Пока Лиза шептала ей, лицо монахини Сергии становилось все мрачнее. В столовой уже послышался стук отодвигаемых стульев — чаепитие закончилось.
— Лиза, Лиза! Где она? — раздался совсем рядом громкий голос князя Федора Ивановича. — Вот капризная девица, сама напросилась на охоту ехать, а теперича только удерживает всех. Ей уж одетой давно быть пора. Лиза! — снова позвал он, — Данилка свору твою вывел, едешь ты?
Лиза медленно слезла с сундука, вытирая платком заплаканное лицо.
— Вот что, девочка моя, — проговорила ей Сергия, быстро переплетая волосы в косах, — ты обо всем, что мне сказала, больше никому ни словечком не говори.

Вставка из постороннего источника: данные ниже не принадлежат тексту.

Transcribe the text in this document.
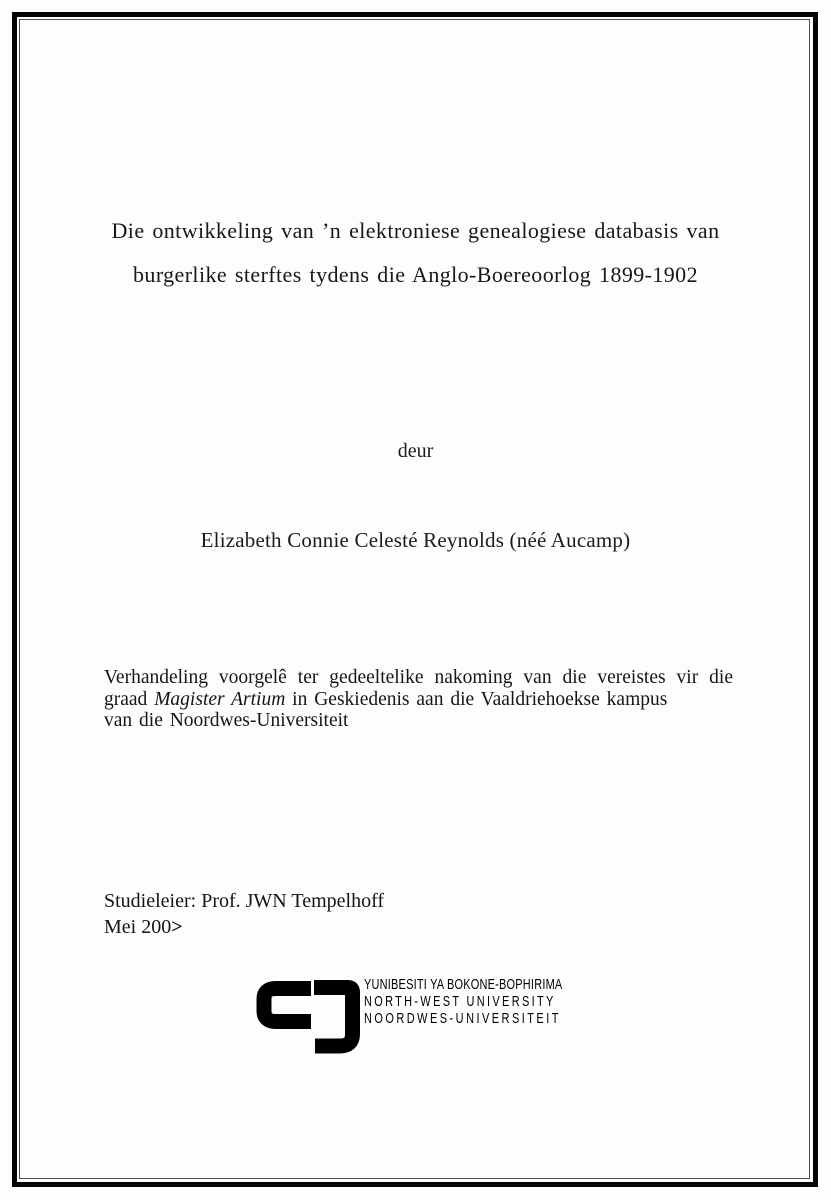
Die ontwikkeling van ’n elektroniese genealogiese databasis van
burgerlike sterftes tydens die Anglo-Boereoorlog 1899-1902
deur
Elizabeth Connie Celesté Reynolds (néé Aucamp)
Verhandeling voorgelê ter gedeeltelike nakoming van die vereistes vir die
graad Magister Artium in Geskiedenis aan die Vaaldriehoekse kampus
van die Noordwes-Universiteit
Studieleier: Prof. JWN Tempelhoff
Mei 200>
YUNIBESITI YA BOKONE-BOPHIRIMA
NORTH-WEST UNIVERSITY
NOORDWES-UNIVERSITEIT
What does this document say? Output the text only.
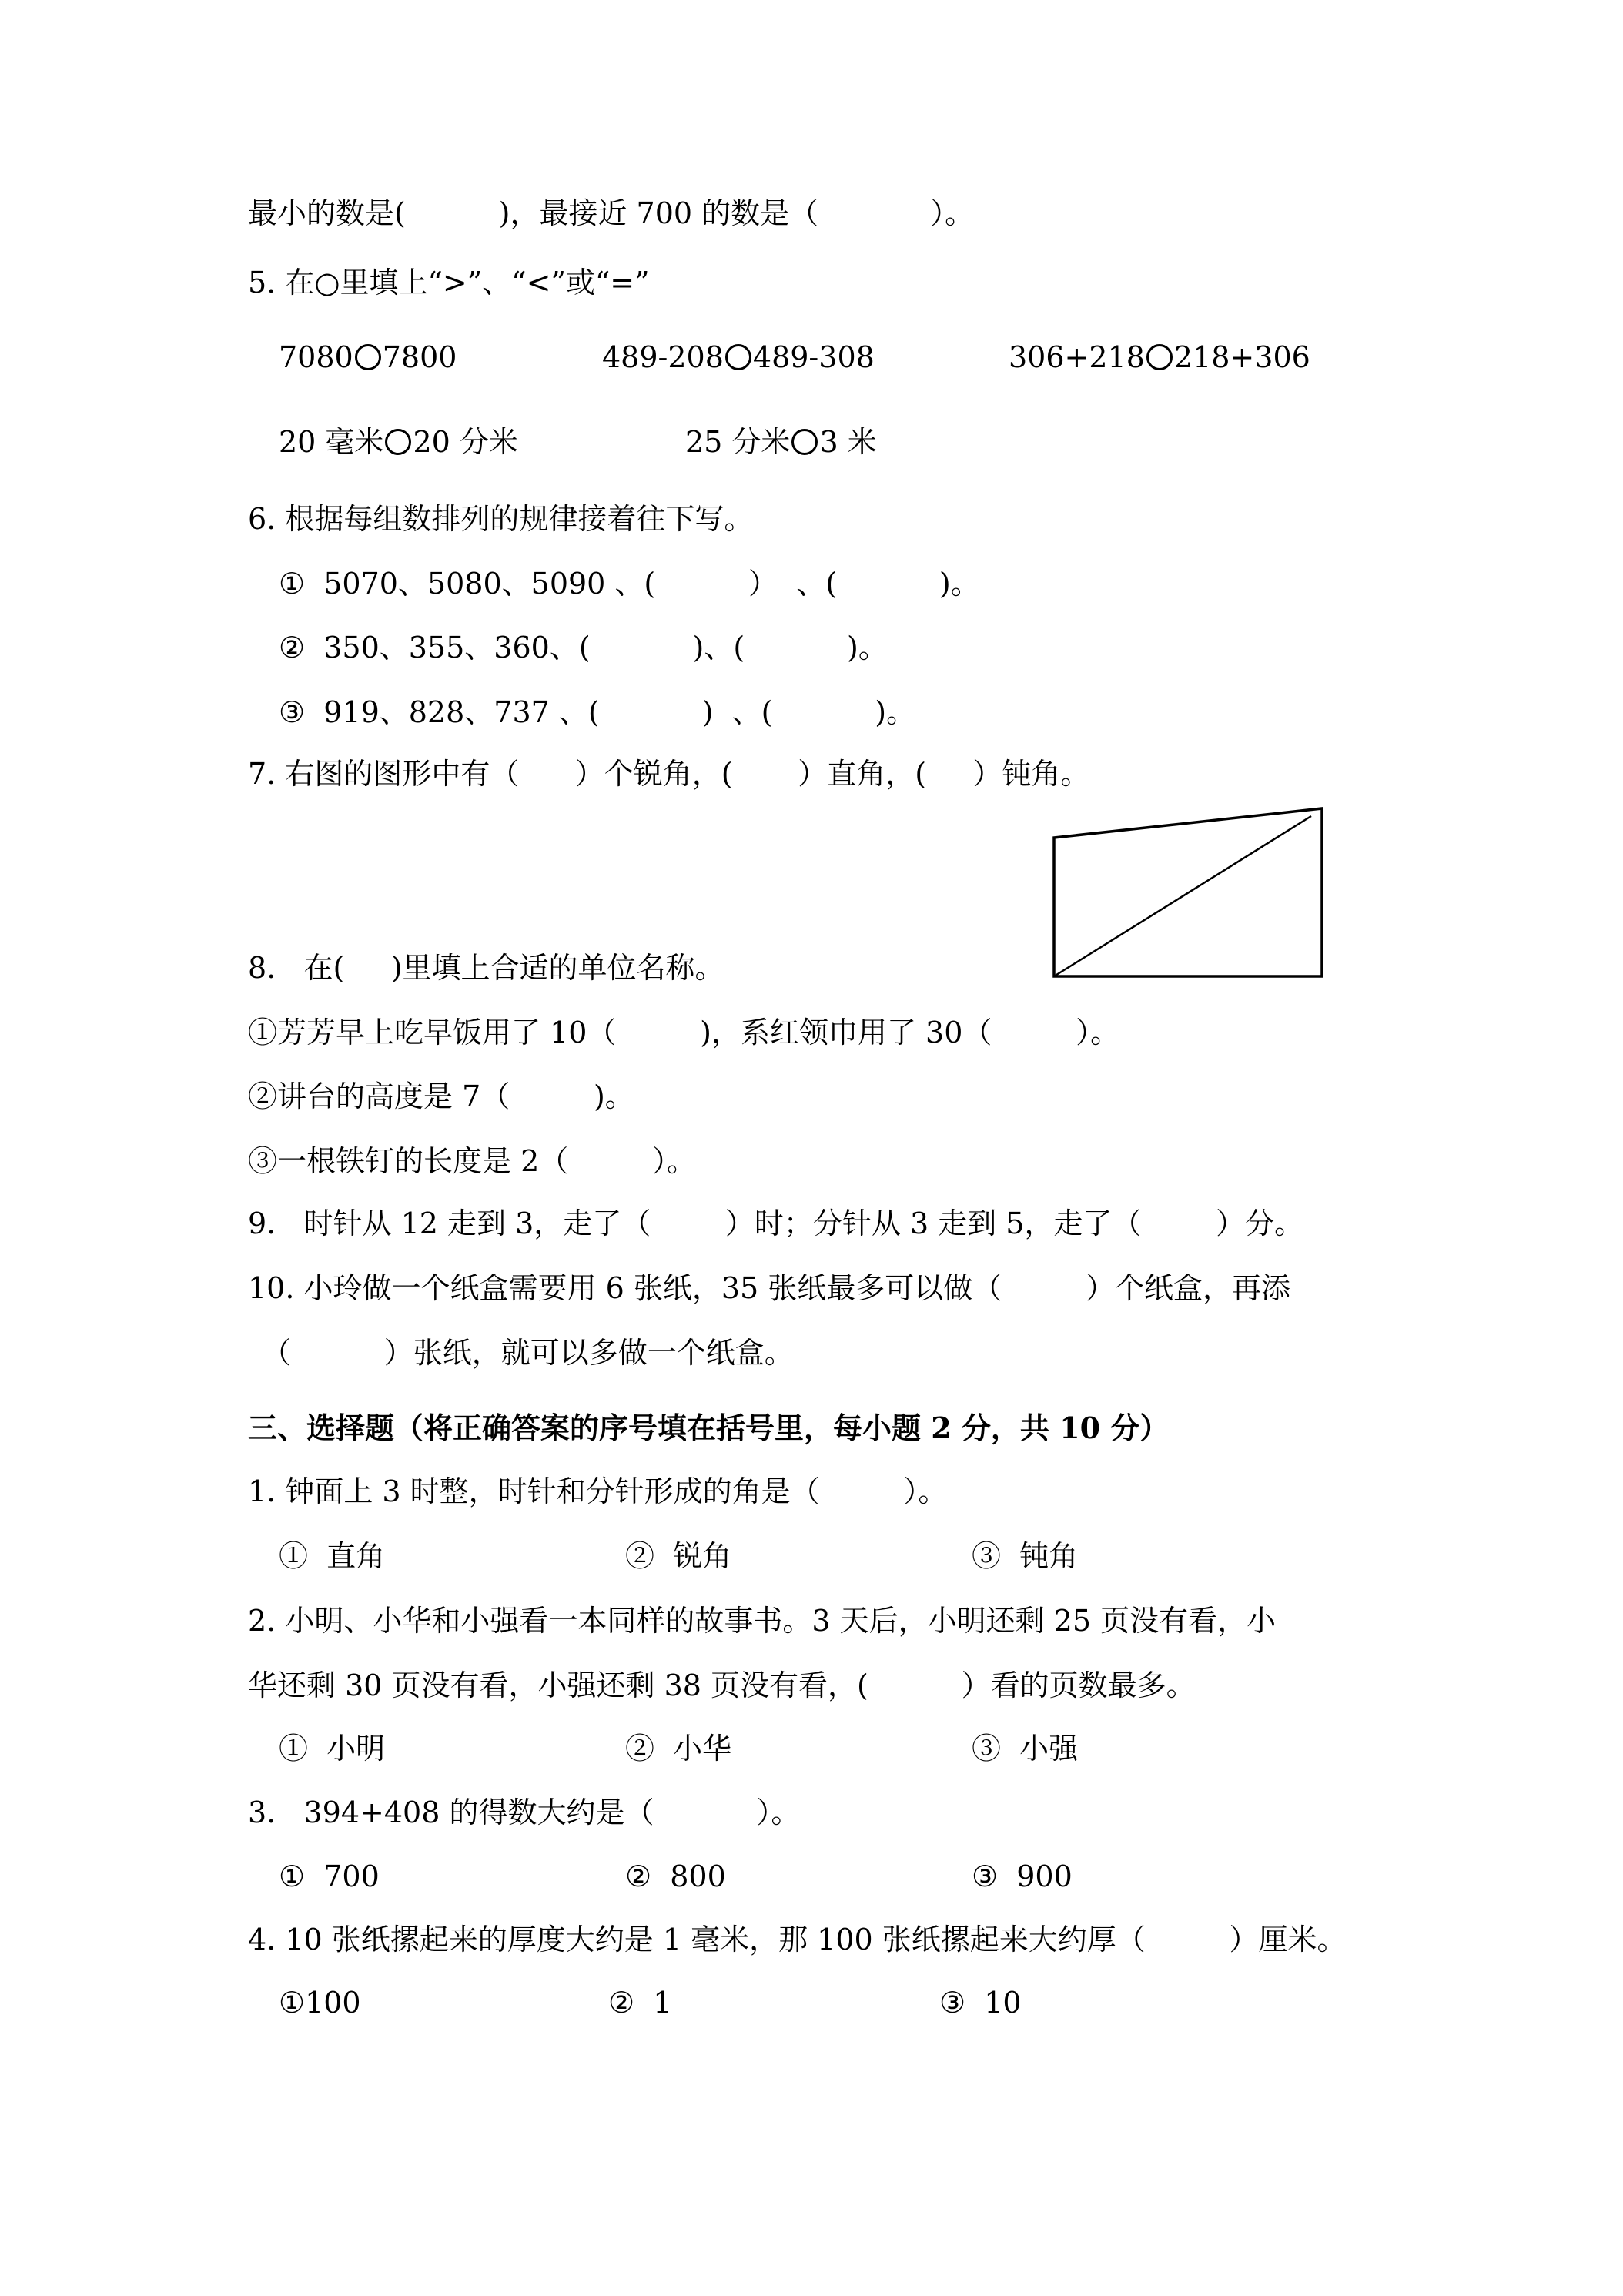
最小的数是(          )，最接近 700 的数是（            ）。
5. 在○里填上“>”、“<”或“=”
7080 7800	489-208 489-308	306+218 218+306
20 毫米 20 分米	25 分米 3 米
6. 根据每组数排列的规律接着往下写。
①  5070、5080、5090 、(          ）  、(           )。
②  350、355、360、(           )、(           )。
③  919、828、737 、(           )  、(           )。
7. 右图的图形中有（      ）个锐角，(       ）直角，(     ）钝角。
8.   在(     )里填上合适的单位名称。
①芳芳早上吃早饭用了 10（         )，系红领巾用了 30（         ）。
②讲台的高度是 7（         )。
③一根铁钉的长度是 2（         ）。
9.   时针从 12 走到 3，走了（        ）时；分针从 3 走到 5，走了（        ）分。
10. 小玲做一个纸盒需要用 6 张纸，35 张纸最多可以做（         ）个纸盒，再添
（          ）张纸，就可以多做一个纸盒。
三、选择题（将正确答案的序号填在括号里，每小题 2 分，共 10 分）
1. 钟面上 3 时整，时针和分针形成的角是（         ）。
①  直角	②  锐角	③  钝角
2. 小明、小华和小强看一本同样的故事书。3 天后，小明还剩 25 页没有看，小
华还剩 30 页没有看，小强还剩 38 页没有看，(          ）看的页数最多。
①  小明	②  小华	③  小强
3.   394+408 的得数大约是（           ）。
①  700	②  800	③  900
4. 10 张纸摞起来的厚度大约是 1 毫米，那 100 张纸摞起来大约厚（         ）厘米。
①100	②  1	③  10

Мы с тобой вдвоем с Бодрикуршей справимся. Только все рассказывай мне без утайки. А пока посоветую тебе сразу же — ты под подушку икону Богородицы клади, и как явится к тебе Бодрикурша, так ей ограждайся и молитву богородичную читай, она страсть как не любит того — сама убедишься. Поняла?
— Поняла, матушка, — кивнула Лиза и слабо улыбнулась.
— Ну, беги тогда, не задерживай отца. А то осерчает он.
Глава 2
СМЕРТЬ НА РАССВЕТЕ ДНЯ
Давно уж передав сыну охотничьи дела, князь Федор Иванович в то утро раздухарился не на шутку и решил, как в былые времена, все снова взять в свои руки. Когда охота собралась у парадного крыльца княжеского дома, он с самым строгим и серьезным видом осмотрел лошадей и собак, выслал вперед стаю и охотников в заезд, сел на своего рыжего донца и, подсвистывая собак из своей своры, тронулся через гумно в поле. Любуясь отцом, словно помолодевшим на десяток лет, Арсений ехал за ним. Всю кавалькаду замыкали Ермило и княжна Лиза. Последняя, немного осунувшаяся и сосредоточенная, ехала на темно-коричневой с серыми пятнами лошадке, и явно не разделяла всеобщего, радостного настроя.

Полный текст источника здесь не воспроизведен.